TOROSLAR BELEDİYE BAŞKANI YILDIZ: GAZETECİLER, YÖNETİMLERİ ELEŞTİREBİLMELİ
Mersin Gazeteciler Cemiyeti'nin 10 Ocak Çalışan Gazeteciler Günü dolayısıyla düzenlediği törende konuşan Toroslar Belediye Başkanı Abdurrahman Yıldız, “Gazeteciler, kamuoyunu doğru şekilde bilgilendirirken, yöneticilere eleştirilerini dile getirebilmelidir. Gazetecilerin güvenlik ve yaşam kaygısıyla kendilerine uyguladıkları sansür, mesleğin geleceğini tehdit ediyor" dedi.
Başkan Yıldız, törende yaptığı konuşmada gazetecilerin yaşadığı zorluklara dikkat çekti ve yerel gazeteciliğin desteklenmesi gerektiğini söyledi. Yıldız, gazetecilik mesleğinin zor şartlar altında icra edildiğini belirterek, "Gazetecilerin sesini duyurabilmesi, halkın haber alma özgürlüğü için son derece önemli” dedi.
“GAZETECİLERİN ELEŞTİRİLERİ ENGELLENMEMELİ”
Konuşmasında, gazetecilerin doğruyu söyleme hakkına sahip olduğunu belirten Yıldız, "Gazeteciler, kamuoyunu doğru şekilde bilgilendirirken, yöneticilere eleştirilerini dile getirebilmelidir. Aksi takdirde, toplumda yanlış bir algı oluşur" ifadelerini kullandı.
Ayrıca, gazetecilerin artık otosansür uygulamaya başladığını belirten Yıldız, "Gazetecilerin güvenlik ve yaşam kaygısıyla kendilerine uyguladıkları sansür, mesleğin geleceğini tehdit ediyor" şeklinde konuştu.
“BASIN, BELEDİYE VE KAMU KURUMLARININ DESTEĞİNİ ALMALI”
Gazetecilerin daha fazla desteklenmesi gerektiğini vurgulayan Yıldız, "Yerel basının ayakta kalabilmesi için belediyeler ve kamu kurumları öncelik vermeli’’ ifadelerini kullandı.

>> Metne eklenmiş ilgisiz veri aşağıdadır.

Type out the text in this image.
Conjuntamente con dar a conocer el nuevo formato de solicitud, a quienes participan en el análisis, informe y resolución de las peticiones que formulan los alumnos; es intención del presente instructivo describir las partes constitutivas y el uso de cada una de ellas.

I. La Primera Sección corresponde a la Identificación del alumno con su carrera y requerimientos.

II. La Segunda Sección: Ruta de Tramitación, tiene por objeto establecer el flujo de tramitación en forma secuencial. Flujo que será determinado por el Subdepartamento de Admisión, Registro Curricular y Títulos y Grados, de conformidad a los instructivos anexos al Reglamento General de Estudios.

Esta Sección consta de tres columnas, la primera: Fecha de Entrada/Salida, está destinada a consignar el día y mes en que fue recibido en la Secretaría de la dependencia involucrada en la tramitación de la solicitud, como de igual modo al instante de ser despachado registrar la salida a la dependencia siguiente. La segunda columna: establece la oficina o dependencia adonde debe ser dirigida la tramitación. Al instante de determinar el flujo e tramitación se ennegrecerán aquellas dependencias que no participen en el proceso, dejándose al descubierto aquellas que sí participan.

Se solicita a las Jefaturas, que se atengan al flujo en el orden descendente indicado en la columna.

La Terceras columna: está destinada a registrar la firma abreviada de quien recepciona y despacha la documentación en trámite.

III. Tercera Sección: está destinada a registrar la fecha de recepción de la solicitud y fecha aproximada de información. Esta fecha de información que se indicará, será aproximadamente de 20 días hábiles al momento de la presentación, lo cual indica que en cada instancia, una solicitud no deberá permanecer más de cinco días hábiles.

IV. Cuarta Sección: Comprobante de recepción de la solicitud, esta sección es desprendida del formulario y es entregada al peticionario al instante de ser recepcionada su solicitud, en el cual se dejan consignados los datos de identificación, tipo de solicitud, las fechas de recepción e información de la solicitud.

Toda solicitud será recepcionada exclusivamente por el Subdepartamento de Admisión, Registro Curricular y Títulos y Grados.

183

Siyasallaşmanın olumsuz etkilerine değinen Yıldız, “Aslında bu siyasallaştırmayı en çok yapan siyasetçilerin kendisi. Dolayısıyla siyasetçilerin, en amiyane tabirle, kendi ayaklarına sıktıkları bir süreç haline gelmeye başlıyor. Çünkü gerçekten gazeteci çalışamazsa, gazeteci kendi fikrini açık seçik beyan edemezse, sonuçta siz her yaptığınız şeyin doğru olduğunu zannediyorsunuz. Aslında bir yanlışlar denizinde yüzerken, doğru işler yaptığınızı düşünerek memleketi de şimdiki yaşadığımız hale getiriyorsunuz. Dolayısıyla en başta kendim için söylüyorum: Seçilmiş herkes -ki bu Avrupa İnsan Hakları Mahkemesi'nin de kararıdır, en sert eleştiriye açık olmak zorundadır. Hakaret olmadığı müddetçe gazetecilerin yapması gereken temel iş budur zaten. Gazeteci, kendi köşesinde yazarken, kendi haberini yaparken, bu memleketi idare eden insanlara ilişkin "Bir şeyi yanlış yapıyorsunuz kardeşim, o istikametten değil, bu istikametten gitmeniz daha faydalıdır" diyemeyecekse, hakikaten bu işi yapmanın da artık bir anlamı kalmıyor” şeklinde konuştu.
“GAZETECİLERİN DESTEKLENMESİ TASARRUF TEDBİRLERİ ADI ALTINDA ENGELLENİYOR”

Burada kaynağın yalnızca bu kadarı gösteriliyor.